Kur'an-ı Kerim ve Türkçe Meali Sayfa 391
44. Şimdi, ey Muhammed! Biz Musa'ya bu Kitabı verirken, sen Sina dağının batı yamacında olup bitenleri gözetliyor değildin ve orada yaşananları gören, bu olaya bizzat şahitlik eden kimselerden biri de değildin.
45. Tam tersine, Musa ile senin aranda birçok nesiller yarattık ve onların üzerinden bugüne kadar nice devirler geçti. Buna rağmen o dönemde yaşanan olayları tüm ayrıntılarıyla ve dosdoğru bir şekilde haber veriyorsun. Ayrıca, Medyen halkı içinde oturup onlara ayetlerimizi okuyan kişi de sen değildin. Bu yüzden, orada olup bitenleri bilmene imkân yoktur. Fakat geçmiş ve geleceğin gaybını haber veren bu Kur'an'ı sana gönderen Biziz.
46. Evet, Biz Musa'ya seslendiğimiz sırada sen Sina dağının yamacında olup bitenleri gözetliyor değildin. Fakat Rabb'inden bir rahmet eseri olarak sana bu olayları bütün gerçekliğiyle bildiren bu ilâhî Kitap gönderildi ki, senden önce kendilerine uyarıcı bir Peygamber gelmemiş olan şu cahil toplumu uyarasın da, insanlar onun ayetlerini okuyup düşünerek öğüt alsınlar.
47. Bu Kitabı gönderdik ki, kendi elleriyle yaptıkları çirkin işlerden dolayı başlarına Hesap Gününde bir belâ geldiğinde, o müşrikler, "Ey Rabb'imiz, eğer bize de doğru yolu gösteren bir elçi göndermiş olsaydın, kesinlikle senin ayetlerine uyar ve müminlerden olurduk!" diye bahaneler ileri sürmesinler.
48. Fakat katımızdan hakikat bilgisini getiren bir Peygamber onlara gelince, "Madem Muhammed Peygamber olduğunu iddia ediyor, o hâlde ona da Musa'ya verilen mucizelerin bir benzeri verilseydi ya!" dediler. Oysa onlarla aynı mantığı paylaşan geçmişteki putperestler, Musa'ya verilmiş olan bütün mucizeleri ve ona vahyedilmiş olan Tevrat'ı vaktiyle inkâr etmemişler miydi? Geçmiştekilerin inkâr ettiğine, günümüz kâfirlerinin iman edeceğini mi sanıyorsunuz? Hayır! Nitekim onlar, Kur'an ve Tevrat hakkında, "Bunlar, birbirini destekleyen iki büyülü sözden, göz boyayıcı aldatmacadan ve insanı uyuşturan masallardan başka bir şey değildir!" dediler. Ve eklediler: "Doğrusu biz, ister Kur'an olsun, isterse Tevrat, Zebur ya da İncil, bizi bir tek Allah'a kul olmaya çağıran ve omzumuza ahlâkî sorumluluklar yükleyen kutsal kitapların hiçbirini kabul etmiyoruz."
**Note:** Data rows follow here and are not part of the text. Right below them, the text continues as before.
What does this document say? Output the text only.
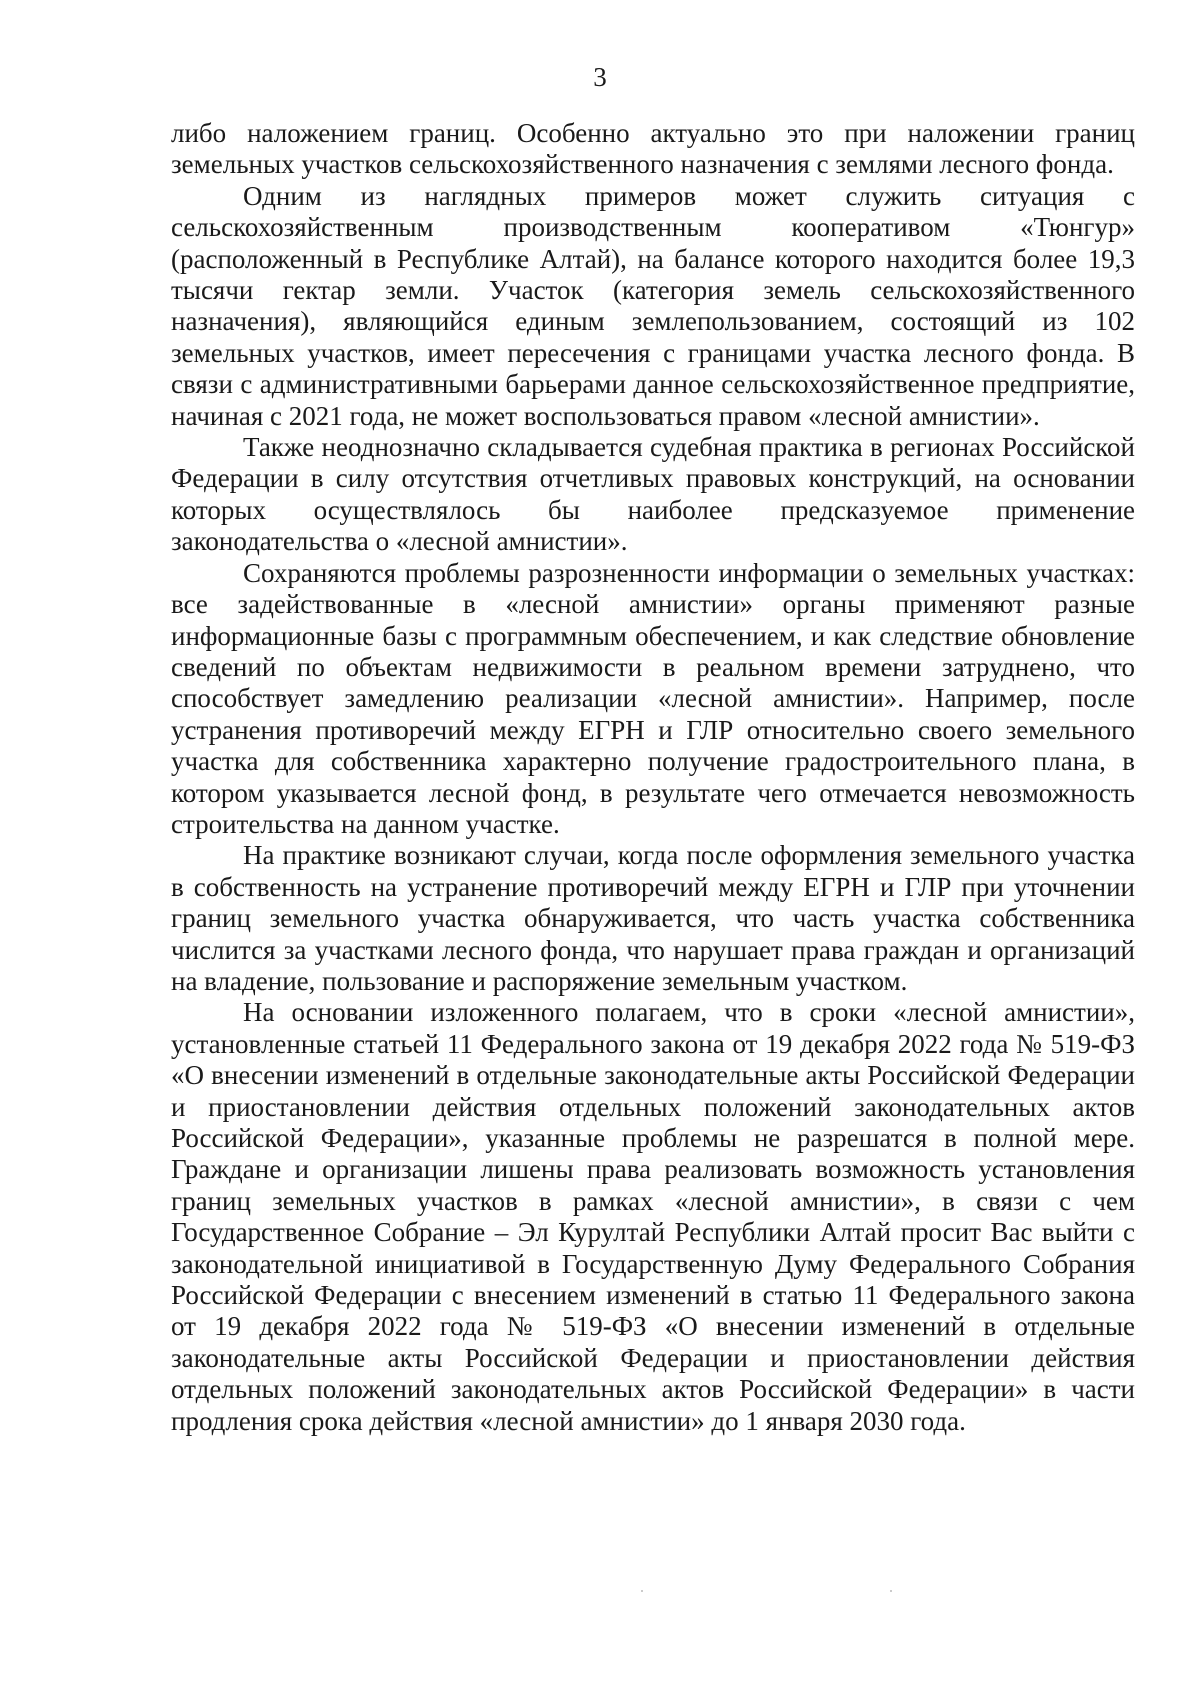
3

либо наложением границ. Особенно актуально это при наложении границ земельных участков сельскохозяйственного назначения с землями лесного фонда.

Одним из наглядных примеров может служить ситуация с сельскохозяйственным производственным кооперативом «Тюнгур» (расположенный в Республике Алтай), на балансе которого находится более 19,3 тысячи гектар земли. Участок (категория земель сельскохозяйственного назначения), являющийся единым землепользованием, состоящий из 102 земельных участков, имеет пересечения с границами участка лесного фонда. В связи с административными барьерами данное сельскохозяйственное предприятие, начиная с 2021 года, не может воспользоваться правом «лесной амнистии».

Также неоднозначно складывается судебная практика в регионах Российской Федерации в силу отсутствия отчетливых правовых конструкций, на основании которых осуществлялось бы наиболее предсказуемое применение законодательства о «лесной амнистии».

Сохраняются проблемы разрозненности информации о земельных участках: все задействованные в «лесной амнистии» органы применяют разные информационные базы с программным обеспечением, и как следствие обновление сведений по объектам недвижимости в реальном времени затруднено, что способствует замедлению реализации «лесной амнистии». Например, после устранения противоречий между ЕГРН и ГЛР относительно своего земельного участка для собственника характерно получение градостроительного плана, в котором указывается лесной фонд, в результате чего отмечается невозможность строительства на данном участке.

На практике возникают случаи, когда после оформления земельного участка в собственность на устранение противоречий между ЕГРН и ГЛР при уточнении границ земельного участка обнаруживается, что часть участка собственника числится за участками лесного фонда, что нарушает права граждан и организаций на владение, пользование и распоряжение земельным участком.

На основании изложенного полагаем, что в сроки «лесной амнистии», установленные статьей 11 Федерального закона от 19 декабря 2022 года № 519-ФЗ «О внесении изменений в отдельные законодательные акты Российской Федерации и приостановлении действия отдельных положений законодательных актов Российской Федерации», указанные проблемы не разрешатся в полной мере. Граждане и организации лишены права реализовать возможность установления границ земельных участков в рамках «лесной амнистии», в связи с чем Государственное Собрание – Эл Курултай Республики Алтай просит Вас выйти с законодательной инициативой в Государственную Думу Федерального Собрания Российской Федерации с внесением изменений в статью 11 Федерального закона от 19 декабря 2022 года № 519-ФЗ «О внесении изменений в отдельные законодательные акты Российской Федерации и приостановлении действия отдельных положений законодательных актов Российской Федерации» в части продления срока действия «лесной амнистии» до 1 января 2030 года.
49. Sen de onlara de ki: "Demek Kur'an'ı da, diğer mukaddes kitapları da inkâr ediyorsunuz. Madem öyle, o zaman Allah katından, bu iki kitaptan daha doğru bilgiler içeren, insanlığa dünya ve âhiret mutluluğu sağlayan bir kitap getirin de ona uyayım, eğer iddianızda samimî iseniz!"
50. Eğer bu meydan okuma karşısında suspus olup çağrına makul ve mantıklı bir cevap veremezlerse —ki asla veremeyecekler— o zaman bil ki, onlar yalnızca şeytanî arzu ve heveslerinin peşindedirler. Hâlbuki, Allah katından gelen yol gösterici bilgiye dayanmaksızın, sırf arzu ve heveslerinin peşinde koşan kişiden daha şaşkın ve daha sapkın kim olabilir? Hiç kuşkusuz Allah, zalim bir toplumu doğru yola iletmez.